尤淩也沒緩過神來,小聲嘀咕,“想什麼想的這麼出神。”
想你。
許蔚燃在心裡回答。
想你的後頸,想你的腺體被哪個Alpha咬破,需要醫用紡紗貼來遮住。
想那個Alpha是有多麼優秀,才能讓你如此喜歡,讓你甘願露出後頸給他啃咬。
許蔚燃想得太多,想得心裡盛滿了酸水,想得想落下淚來,想到身體燥熱,想做出更過分的事情來……
然而,最終,許蔚燃還是壓下心底全部的情緒,将欲望的野狗關回僞裝的假臉之中,露出妥帖的笑容,沉聲道:“沒什麼,隻是在想上課的内容。”
尤淩不疑有他,甚至她并不好奇許蔚燃在想什麼,那句嘀咕也不過是下意識的行為,如果可以,她自己也不想開口。
因着兩人各懷鬼胎,接下來尤淩同許蔚燃再也沒說過話。
尤淩在思考怎麼和許蔚燃牽手。
許蔚燃在思考怎麼才能在尤淩信息素的引誘下,平淡如常上完整節課。
可以說,兩人都相當努力。
最先把持不住的人是許蔚燃。
原諒他難以在知道這味道是尤淩信息素後,還能依舊保持體面,哪怕面上再怎麼雲淡風輕,内裡也早已越過道德的底線,于幻想和瘋狂中與尤淩攀至高峰。
“嗯……”
許蔚燃難捱低聲喟歎,發出聲音後,他既舒暢又害怕。
舒暢于尤淩甜美的信息素能夠被他捕捉,也能被他沉浸其中,萬般享受,的的确确,他不能否認,這幻想讓他極其舒适。
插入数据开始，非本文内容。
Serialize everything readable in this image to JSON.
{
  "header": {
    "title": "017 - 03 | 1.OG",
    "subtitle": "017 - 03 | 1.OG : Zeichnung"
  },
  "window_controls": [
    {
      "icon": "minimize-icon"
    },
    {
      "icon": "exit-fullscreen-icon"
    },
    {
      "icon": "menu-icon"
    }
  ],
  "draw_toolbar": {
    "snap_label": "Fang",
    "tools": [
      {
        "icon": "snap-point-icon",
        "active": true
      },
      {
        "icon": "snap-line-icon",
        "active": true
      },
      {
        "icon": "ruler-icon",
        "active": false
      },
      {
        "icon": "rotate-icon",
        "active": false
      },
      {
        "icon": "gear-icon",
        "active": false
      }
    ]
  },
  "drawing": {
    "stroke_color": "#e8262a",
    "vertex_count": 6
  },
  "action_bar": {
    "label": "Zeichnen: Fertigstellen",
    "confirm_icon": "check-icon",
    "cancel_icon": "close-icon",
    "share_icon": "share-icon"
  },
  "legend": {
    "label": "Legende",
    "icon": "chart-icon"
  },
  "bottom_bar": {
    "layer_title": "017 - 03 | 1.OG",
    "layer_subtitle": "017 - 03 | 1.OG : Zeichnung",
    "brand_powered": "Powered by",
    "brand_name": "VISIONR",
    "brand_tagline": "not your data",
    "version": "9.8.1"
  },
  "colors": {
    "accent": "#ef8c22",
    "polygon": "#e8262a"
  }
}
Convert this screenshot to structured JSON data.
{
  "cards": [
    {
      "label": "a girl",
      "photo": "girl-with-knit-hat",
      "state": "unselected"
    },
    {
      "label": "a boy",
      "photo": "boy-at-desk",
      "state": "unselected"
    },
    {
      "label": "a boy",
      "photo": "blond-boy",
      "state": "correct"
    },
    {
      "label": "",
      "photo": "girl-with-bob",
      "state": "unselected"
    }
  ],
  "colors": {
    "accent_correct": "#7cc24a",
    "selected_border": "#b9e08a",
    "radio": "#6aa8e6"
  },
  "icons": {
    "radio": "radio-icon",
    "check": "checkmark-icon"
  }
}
可舒暢過後,又是隐隐的害怕,害怕尤淩看見他醜态百出,被信息素操控後的卑賤模樣。
他開口正要此地無銀三百兩的解釋,卻聽見尤淩在他嗯了一聲後啊了一聲。
這聲啊自是與他飽沾情欲的低哼不同,反倒因着那聲低哼的襯托,顯得越發純粹,不由得讓許蔚燃在心底,又一次唾棄了自己一頓。
尤淩很快開口,她指着許蔚燃的右手,手心處有道血紅的痕迹,“流血了,快包紮一下。”
話落,她從随身的包裡翻出一根随身攜帶的消毒棉簽,以及一個印着可愛小狗圖片的創口貼。
幾乎是不等許蔚燃有所動作,尤淩捏開棉簽,小心給許蔚燃的手心擦拭,再給他貼上創口貼。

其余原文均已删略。